Professor Goodwin’s constitutional law scholarship appears in or is forthcoming in the Harvard Law Review, California Law ReviewChicago Law Review, Cornell Law Review,  Michigan Law Review, New York University Law Review,  Northwestern Law Review,  University of Pennsylvania Law Review, and Yale Law Journal, among others.  This dossier addresses legal questions related to freedom of speech; religious exercise; equal protection; due process; race and sex discrimination; reproductive rights; slavery; and LGBTQ equality. Her scholarship has been referenced by national media, legislators, and civil society organizations. Professor Goodwin is also a sought after public commentator and has been featured in print, radio, and television news.

Professor Michael J. Klarman is the Charles Warren Professor of Legal History at Harvard Law School, where he joined the faculty in 2008.  He received his BA and MA (political theory) from the University of Pennsylvania in 1980, his JD from Stanford Law School in 1983, and his DPhil. in legal history from the University of Oxford (1988), where he was a Marshall Scholar.  After law school, Professor Klarman clerked for the Honorable Ruth Bader Ginsburg on the United States Court of Appeals for the D.C. Circuit (1983-84).  He joined the faculty at the University of Virginia School of Law in 1987 and served there until 2008 as the James Monroe Distinguished Professor of Law and Professor of History. 

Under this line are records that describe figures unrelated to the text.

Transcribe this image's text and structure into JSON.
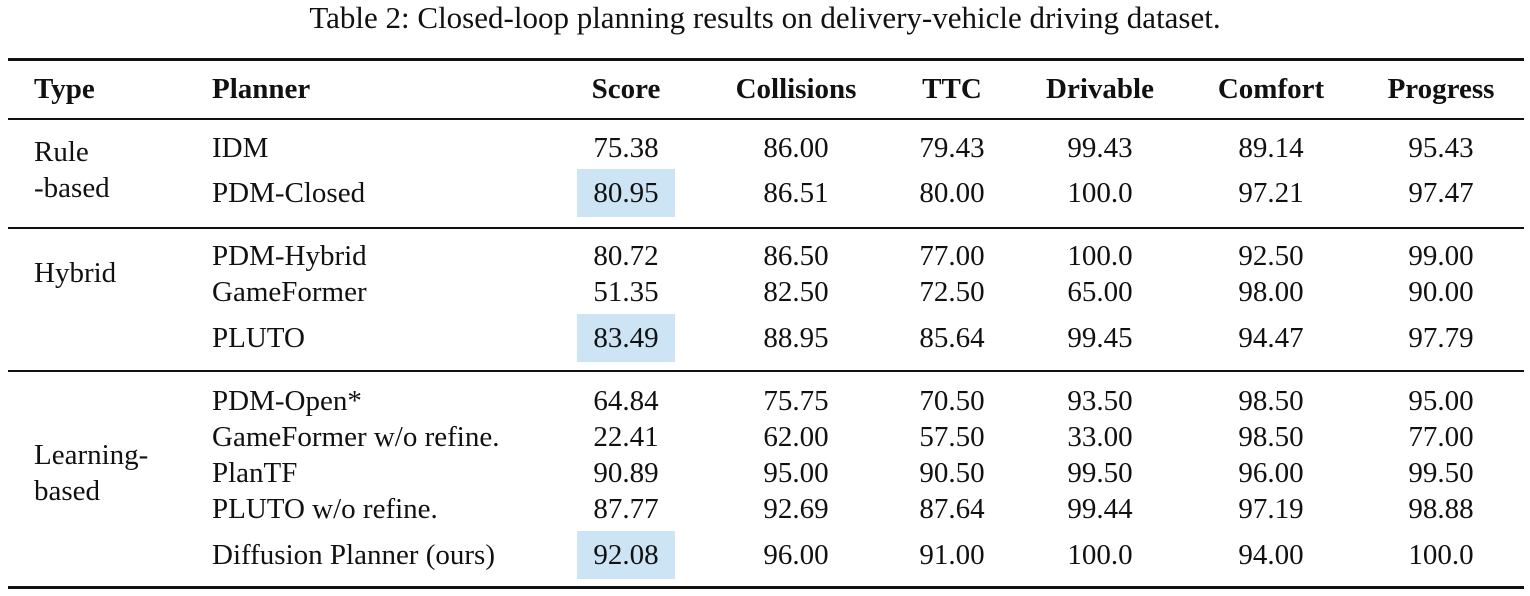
{
  "caption": {
    "label": "Table 2:",
    "text": "Closed-loop planning results on delivery-vehicle driving dataset."
  },
  "headers": {
    "type": "Type",
    "planner": "Planner",
    "score": "Score",
    "collisions": "Collisions",
    "ttc": "TTC",
    "drivable": "Drivable",
    "comfort": "Comfort",
    "progress": "Progress"
  },
  "groups": [
    {
      "type_lines": [
        "Rule",
        "-based"
      ],
      "rows": [
        {
          "planner": "IDM",
          "score": "75.38",
          "collisions": "86.00",
          "ttc": "79.43",
          "drivable": "99.43",
          "comfort": "89.14",
          "progress": "95.43",
          "best": false
        },
        {
          "planner": "PDM-Closed",
          "score": "80.95",
          "collisions": "86.51",
          "ttc": "80.00",
          "drivable": "100.0",
          "comfort": "97.21",
          "progress": "97.47",
          "best": true
        }
      ]
    },
    {
      "type_lines": [
        "Hybrid"
      ],
      "rows": [
        {
          "planner": "PDM-Hybrid",
          "score": "80.72",
          "collisions": "86.50",
          "ttc": "77.00",
          "drivable": "100.0",
          "comfort": "92.50",
          "progress": "99.00",
          "best": false
        },
        {
          "planner": "GameFormer",
          "score": "51.35",
          "collisions": "82.50",
          "ttc": "72.50",
          "drivable": "65.00",
          "comfort": "98.00",
          "progress": "90.00",
          "best": false
        },
        {
          "planner": "PLUTO",
          "score": "83.49",
          "collisions": "88.95",
          "ttc": "85.64",
          "drivable": "99.45",
          "comfort": "94.47",
          "progress": "97.79",
          "best": true
        }
      ]
    },
    {
      "type_lines": [
        "Learning-",
        "based"
      ],
      "rows": [
        {
          "planner": "PDM-Open*",
          "score": "64.84",
          "collisions": "75.75",
          "ttc": "70.50",
          "drivable": "93.50",
          "comfort": "98.50",
          "progress": "95.00",
          "best": false
        },
        {
          "planner": "GameFormer w/o refine.",
          "score": "22.41",
          "collisions": "62.00",
          "ttc": "57.50",
          "drivable": "33.00",
          "comfort": "98.50",
          "progress": "77.00",
          "best": false
        },
        {
          "planner": "PlanTF",
          "score": "90.89",
          "collisions": "95.00",
          "ttc": "90.50",
          "drivable": "99.50",
          "comfort": "96.00",
          "progress": "99.50",
          "best": false
        },
        {
          "planner": "PLUTO w/o refine.",
          "score": "87.77",
          "collisions": "92.69",
          "ttc": "87.64",
          "drivable": "99.44",
          "comfort": "97.19",
          "progress": "98.88",
          "best": false
        },
        {
          "planner": "Diffusion Planner (ours)",
          "score": "92.08",
          "collisions": "96.00",
          "ttc": "91.00",
          "drivable": "100.0",
          "comfort": "94.00",
          "progress": "100.0",
          "best": true
        }
      ]
    }
  ],
  "colors": {
    "highlight": "#cce4f4",
    "text": "#111111"
  }
}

Klarman’s first book, From Jim Crow to Civil Rights: The Supreme Court and the Struggle for Racial Equality, was published by Oxford University Press in 2004 and received the 2005 Bancroft Prize in History.  He published two books in 2007, also with Oxford University Press: Brown v. Board of Education and the Civil Rights Movement and Unfinished Business: Racial Equality in American History, which is part of Oxford’s Inalienable Rights series.  In 2012, he published From the Closet to the Altar: Courts, Backlash, and the Struggle for Same-Sex Marriage. In 2016, Oxford University Press published his comprehensive history of the Founding, The Framers’ Coup: The Making of the US Constitution, which was a finalist for both the George Washington Book Prize and the American Bar Association’s Silver Gavel Award.  In 2020, he authored the Harvard Law Review Foreword on “The Degradation of American Democracy—and the Court.”